The Harvester with Wolves
This is a modification of the Harvester to add some complexity to the behavior model. There are now wolf objects that might appear randomly, and will seek to attack the harvesters when in range. When a harvester sees a wolf coming, it will run to the nearest harvester that is on patrol for help. The patrolling harvester will then move toward the wolf and destroy it when he touches it. All of these things happen within a certain range. The wolf attacks when in range of any harvester, a patrolling harvester attacks a wolf within a certain range, and a harvesting harvester runs for help within a certain range of a wolf that is attacking him.
In order to handle this, we could decide that there are two different kinds of harvesters, but what if in a game, we wanted sometimes for a harvester to go on patrol, and at other times to harvest?
Handling this now requires two state levels. One that handles "Harvesting" and "Patrolling", and another that depends on what the higher level is. For "Harvesting", the secondary level could be "Wandering", "Consuming Grain", and "Running for Help". For "Patrolling", the secondary level could be "Patrolling" or "Hunting Wolf".
Ok, I'll be honest, it doesn't really require two state levels. Some behavior systems could be handled by just changing the object type, forcing a different behavior system. In the case of the harvesters, our object types could be "Patrolling harvester" and "Harvesting harvester". However, as behavior complexities increase, you may want to get used to the idea of multi-tier behavior systems to keep the behaviors of object types more "contained". It may help avoid convoluting your behavior library with too large of a list.
Connecting collision, pathing and behavior together
Consider this. You tell an object to move to the opposite corner on the map. It plots its path, setting up waypoints to guide itself along. On the way, a falling rock knocks it off course.
In another discussion I mentioned that your goal should be to get your game to behave the same no matter what machine it is running on. That means basing everything off time, considering as many acceleration curves as possible.
I'm going to put some thought into this one. I'll post a walk through of the logic required to handle it, and hopefully that will make you aware of the kinds of problems you'll face programming this simple example in a way that allows every object to make the most efficient use of the time they are provided on a single game tick.
(More to follow!)
- Reaches a waypoint in mid frame, should use the rest of the frame to move towards the next waypoint
- Collision takes place mid frame, should use the rest of the frame to move its new direction
- Gains self-control after collision, should use the rest of the frame to re-plot its path to its next waypoint
The idea is that anything could happen within a frame, and the rest of the frame should be used to handle that. My goal is to classify the kinds of challenges that are faced, with collisions, behavior and movement.

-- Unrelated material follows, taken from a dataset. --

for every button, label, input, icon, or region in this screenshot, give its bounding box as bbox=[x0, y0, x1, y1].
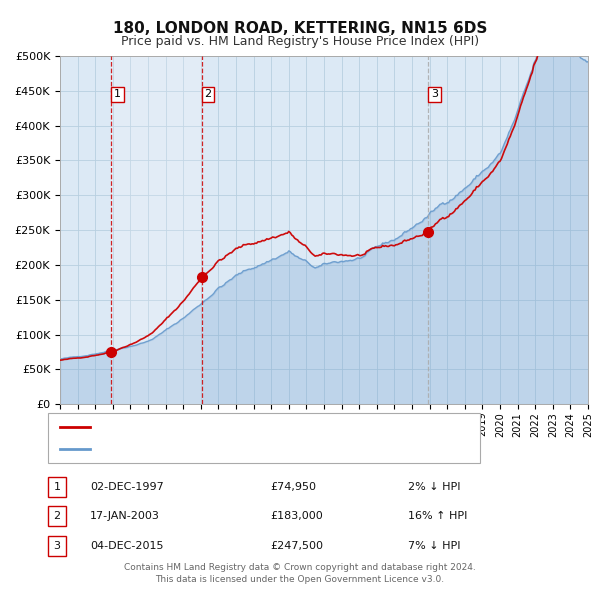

Ultimately, this should become a template for game object behavior, similar to the primary game engine itself. Other things that can be automatic:
- If the object is just a sound, then when the sound ends, delete
- If the object is just an animation, then when the animation ends, delete the object
Events will fire on an object when certain things happen - animation ends, sound stops, etc. The object will process the event and based on the code for that object, it will behave in a certain way.